Dental Times - What's the deal?
01332 609318
16 December 2018

What's the deal?

The debate around the current NHS dental contract, including the issues around UDAs and their values, is well-rehearsed and the dental profession as a whole agrees that change is needed. But which specific direction the change should take remains a point of conjecture. Whilst the emphasis on prevention and oral health is welcomed, exactly how this fits with a suitable remuneration package is still up for discussion.

Reform has been long-awaited. Three years ago the contract was the subject on everyone’s lips, but as often happens with big news stories, the spotlight shifts to fresher stories and people move on. It’s important to remember though, that however slow, progress is being made. Eighty two prototype practices are now working on various types of contract and progress reports are being published intermittently. Ultimately in whatever form it takes, the contract will have a big impact on the whole profession and when making plans for the future, keeping up to date with the debate is crucial.

The story so far

Elements of a proposed reformed contract were piloted in 2011. The pilots were based on capitation and quality, with care being provided through a preventive care pathway. The approach was popular with both patients and dentists, but it actually resulted in a decrease in access for patients in most of the pilot schemes.

In 2015, the Department of Health introduced the ‘Prototype Remuneration Model’, and since then, dental practices have been trialling different versions of a system based on this which still includes activity targets. The two prototypes have different weightings of capitation and activity on the three treatment bands. Remuneration of the contract is then based on the practice’s performance in their blend of capitation and activity.

In terms of patient care and the contract’s focus on prevention, there seems to be a general acceptance of the need for this. The ‘traffic light system’ for the care pathway has so far had mixed reviews, with the general consensus being that the idea is good in principle but that there are challenges in many areas, including the time it takes to follow the pathway, the transfer of some responsibility for maintaining oral health to the patient and the application of the pathway to some groups of patients who have particular needs, such as edentulous patients.

There’s no crystal ball

Despite serious reservations, it seems that the final reformed contract will be a hybrid of the two prototypes which will remunerate practices based on activity and also capitation, but nobody quite knows what form it will take.

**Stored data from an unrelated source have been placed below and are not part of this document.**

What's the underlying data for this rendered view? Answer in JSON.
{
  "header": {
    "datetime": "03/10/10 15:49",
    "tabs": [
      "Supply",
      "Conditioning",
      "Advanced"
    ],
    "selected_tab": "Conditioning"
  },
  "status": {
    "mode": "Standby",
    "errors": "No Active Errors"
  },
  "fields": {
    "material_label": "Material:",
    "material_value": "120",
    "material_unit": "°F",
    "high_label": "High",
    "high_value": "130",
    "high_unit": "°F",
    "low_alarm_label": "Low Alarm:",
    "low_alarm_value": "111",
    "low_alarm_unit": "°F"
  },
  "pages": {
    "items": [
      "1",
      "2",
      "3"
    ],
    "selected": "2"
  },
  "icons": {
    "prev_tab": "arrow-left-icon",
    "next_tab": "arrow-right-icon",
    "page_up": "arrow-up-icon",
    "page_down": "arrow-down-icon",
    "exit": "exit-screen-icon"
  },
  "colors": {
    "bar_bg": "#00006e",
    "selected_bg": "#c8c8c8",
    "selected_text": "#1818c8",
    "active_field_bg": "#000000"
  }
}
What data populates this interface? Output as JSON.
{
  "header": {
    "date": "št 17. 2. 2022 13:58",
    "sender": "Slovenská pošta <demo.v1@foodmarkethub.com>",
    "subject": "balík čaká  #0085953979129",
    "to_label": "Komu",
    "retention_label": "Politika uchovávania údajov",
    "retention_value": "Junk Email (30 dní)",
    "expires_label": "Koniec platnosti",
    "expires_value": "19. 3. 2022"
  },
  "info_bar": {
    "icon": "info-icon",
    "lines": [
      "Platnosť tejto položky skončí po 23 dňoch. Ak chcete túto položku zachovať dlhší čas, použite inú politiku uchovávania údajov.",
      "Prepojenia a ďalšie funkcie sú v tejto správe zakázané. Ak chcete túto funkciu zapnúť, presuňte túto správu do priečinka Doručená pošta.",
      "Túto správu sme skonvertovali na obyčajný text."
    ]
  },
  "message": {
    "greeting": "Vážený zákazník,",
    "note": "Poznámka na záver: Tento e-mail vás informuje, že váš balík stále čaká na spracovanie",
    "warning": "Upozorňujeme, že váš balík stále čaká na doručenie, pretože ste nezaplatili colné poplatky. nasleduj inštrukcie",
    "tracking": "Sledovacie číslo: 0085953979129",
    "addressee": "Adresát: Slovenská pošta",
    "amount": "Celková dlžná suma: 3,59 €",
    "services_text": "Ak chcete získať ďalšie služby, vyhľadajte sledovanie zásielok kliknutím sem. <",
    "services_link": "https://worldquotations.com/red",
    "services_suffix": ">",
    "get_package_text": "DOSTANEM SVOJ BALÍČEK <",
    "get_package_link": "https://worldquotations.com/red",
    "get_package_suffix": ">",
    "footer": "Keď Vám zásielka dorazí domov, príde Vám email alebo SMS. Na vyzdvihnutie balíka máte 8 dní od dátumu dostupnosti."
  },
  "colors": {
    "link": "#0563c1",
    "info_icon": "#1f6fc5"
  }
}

We are also in the dark as to when it will come into force, with current estimates suggesting 2020 at the earliest, but probably later. There is a professional will to push through the contract reform, but it will require political impetus, and Brexit and other health service priorities continue to nudge the dental contract further down the priority list.

One thing that does seem to be certain is that there will no longer be lifetime contracts. Sara Hurley, the chief dental officer for England, commented recently that they would be time-limited to bring them in line with other government contracts.

Reasons to be fearful

Uncertainty is never good for a business as it creates a challenging environment in which to plan for the future and it’s difficult to prepare yourself for change if you don’t know what that change will look like. Timelimited contracts are bound to have an effect on the value of a practice as they will introduce a further level of uncertainty into the purchase of an NHS or mixed practice. Also, a practice that is underperforming in relation to its contract will be less attractive to a potential buyer.

With no crystal ball to consult, I always advise practices to add as much value into their practice as possible. By ensuring they are running efficiently, that they have a well-trained and motivated team of people, a healthy list of loyal patients and a well-equipped and fit-for-purpose building, a practice owner can, to a certain extent, forge their own path without the vagaries of external influences.

What is certain is that change is coming, so stay informed, consider what it may mean for you and get your practice in the best shape to withstand any shocks that may hit when the contract finally lands.